Reportedly, the project ran into problems due to NBC Universal’s new ownership, the budget-conscious Comcast. Obviously, this adaptation would translate into a massive expense (easily more than half-a-billion to complete) and Comcast, which assumed control of NBC Universal in January and is overhauling the organization, wasn’t willing to assume such high risk.
This isn’t Comcast’s first instance of extreme budget cutting, either. This past March they also pulled the plug on Guillermo del Toro's $150 million adaptation of At the Mountains of Madness. That film was slated to star Tom Cruise. With Universal still moving forward with big-budget dredge like Battleship, it’s difficult to understand the logic.
We might never hear about Madness again, but it’s hard to imagine that Tower’s dead. With the talent involved and with King’s pervasive name recognition and proven track record, the odds of another studio picking the project up seem fairly high.
In addition, the Tower series—comprised of seven books—is King’s magnum opus, with elements of the story appearing in almost all the author’s other work, loosely tying it together, forming a massive fictional collage. Moreover, the books boast multitudes of fans the world over; other authors have produced volume after volume examining and analyzing them.
In other words, a Tower adaptation, expensive as it may be, represents every studio’s dream date: a potential Lord of the Rings or Harry Potter-esque franchise, churning out buckets of money for the foreseeable future. Factor in the TV series and multiple product tie-ins, and it seems crazy for Universal to make this move. It would be equally crazy for some other studio not to scoop it up.
The Dark Tower tells the story of Roland Deschain, an Arthurian-like figure on a quest to find the dark tower, a kind of linchpin holding all of reality together. Roland is his world’s last gunslinger, navigating a fantasy landscape reminiscent of old spaghetti westerns from the ‘60s. Something is very wrong at the dark tower and Roland undertakes a quest to fix it before the sickness destroys every universe.
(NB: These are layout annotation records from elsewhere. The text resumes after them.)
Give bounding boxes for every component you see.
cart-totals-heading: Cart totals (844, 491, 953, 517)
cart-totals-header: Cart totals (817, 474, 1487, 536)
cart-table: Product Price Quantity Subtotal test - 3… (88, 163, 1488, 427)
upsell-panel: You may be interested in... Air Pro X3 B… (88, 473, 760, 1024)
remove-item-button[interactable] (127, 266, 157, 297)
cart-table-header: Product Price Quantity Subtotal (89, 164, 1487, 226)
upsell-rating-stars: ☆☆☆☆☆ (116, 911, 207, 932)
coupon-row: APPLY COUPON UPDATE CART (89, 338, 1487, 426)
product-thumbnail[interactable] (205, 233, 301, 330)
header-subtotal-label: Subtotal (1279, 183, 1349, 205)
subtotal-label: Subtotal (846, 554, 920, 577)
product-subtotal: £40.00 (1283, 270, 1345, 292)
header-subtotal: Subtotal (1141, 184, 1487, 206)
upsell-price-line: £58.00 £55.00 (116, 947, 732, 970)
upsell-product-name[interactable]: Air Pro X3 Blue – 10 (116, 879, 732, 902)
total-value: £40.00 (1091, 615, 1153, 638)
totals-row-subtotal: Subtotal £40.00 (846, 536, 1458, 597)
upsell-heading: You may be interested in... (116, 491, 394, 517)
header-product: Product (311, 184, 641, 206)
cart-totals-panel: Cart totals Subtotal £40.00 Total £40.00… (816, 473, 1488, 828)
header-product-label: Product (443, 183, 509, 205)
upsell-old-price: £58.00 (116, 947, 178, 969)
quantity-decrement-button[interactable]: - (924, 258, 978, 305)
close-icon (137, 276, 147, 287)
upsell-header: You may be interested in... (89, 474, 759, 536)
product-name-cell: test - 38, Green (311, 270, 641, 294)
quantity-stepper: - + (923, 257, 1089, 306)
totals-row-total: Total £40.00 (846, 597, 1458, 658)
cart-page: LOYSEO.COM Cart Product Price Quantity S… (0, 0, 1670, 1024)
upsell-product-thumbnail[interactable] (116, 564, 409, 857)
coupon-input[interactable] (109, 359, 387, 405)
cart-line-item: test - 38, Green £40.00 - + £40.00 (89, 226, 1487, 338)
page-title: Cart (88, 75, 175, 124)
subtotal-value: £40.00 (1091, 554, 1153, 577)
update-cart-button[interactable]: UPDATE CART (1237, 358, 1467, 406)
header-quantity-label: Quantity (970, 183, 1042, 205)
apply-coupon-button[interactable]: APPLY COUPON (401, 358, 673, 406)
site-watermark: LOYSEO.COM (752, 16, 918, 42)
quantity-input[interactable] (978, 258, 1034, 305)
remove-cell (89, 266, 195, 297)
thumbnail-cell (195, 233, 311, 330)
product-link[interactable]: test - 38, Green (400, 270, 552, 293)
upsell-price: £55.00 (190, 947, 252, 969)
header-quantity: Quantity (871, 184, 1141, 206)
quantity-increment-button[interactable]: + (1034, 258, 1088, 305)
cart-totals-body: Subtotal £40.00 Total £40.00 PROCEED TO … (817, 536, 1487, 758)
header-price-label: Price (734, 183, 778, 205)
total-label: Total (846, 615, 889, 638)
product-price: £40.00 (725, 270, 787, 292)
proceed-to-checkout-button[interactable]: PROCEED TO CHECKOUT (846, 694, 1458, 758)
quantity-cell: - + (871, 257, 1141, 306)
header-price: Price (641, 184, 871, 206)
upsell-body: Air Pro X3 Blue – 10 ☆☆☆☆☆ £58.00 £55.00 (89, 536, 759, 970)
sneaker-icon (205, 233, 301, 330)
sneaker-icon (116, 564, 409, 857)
With only his wits, his deadly six shooters, and a ragtag, flawed collection of comrades cobbled together from our own world to assist him, Roland’s journey towards the tower is, for me, King’s most immersive piece of storytelling. His imaginative powers are at their sharpest here, melding old west, high-fantasy, and sci-fi into a story that’s a classic example of enjoying a book for the journey, for the escapism.
So take heart King/Dark Tower fans; this is, in all likelihood, a mere bump in the road on the way to the multiplex tower. Don’t be surprised to hear news in the coming weeks that another studio has taken up the reins and plunged ahead on a path toward The Dark Tower.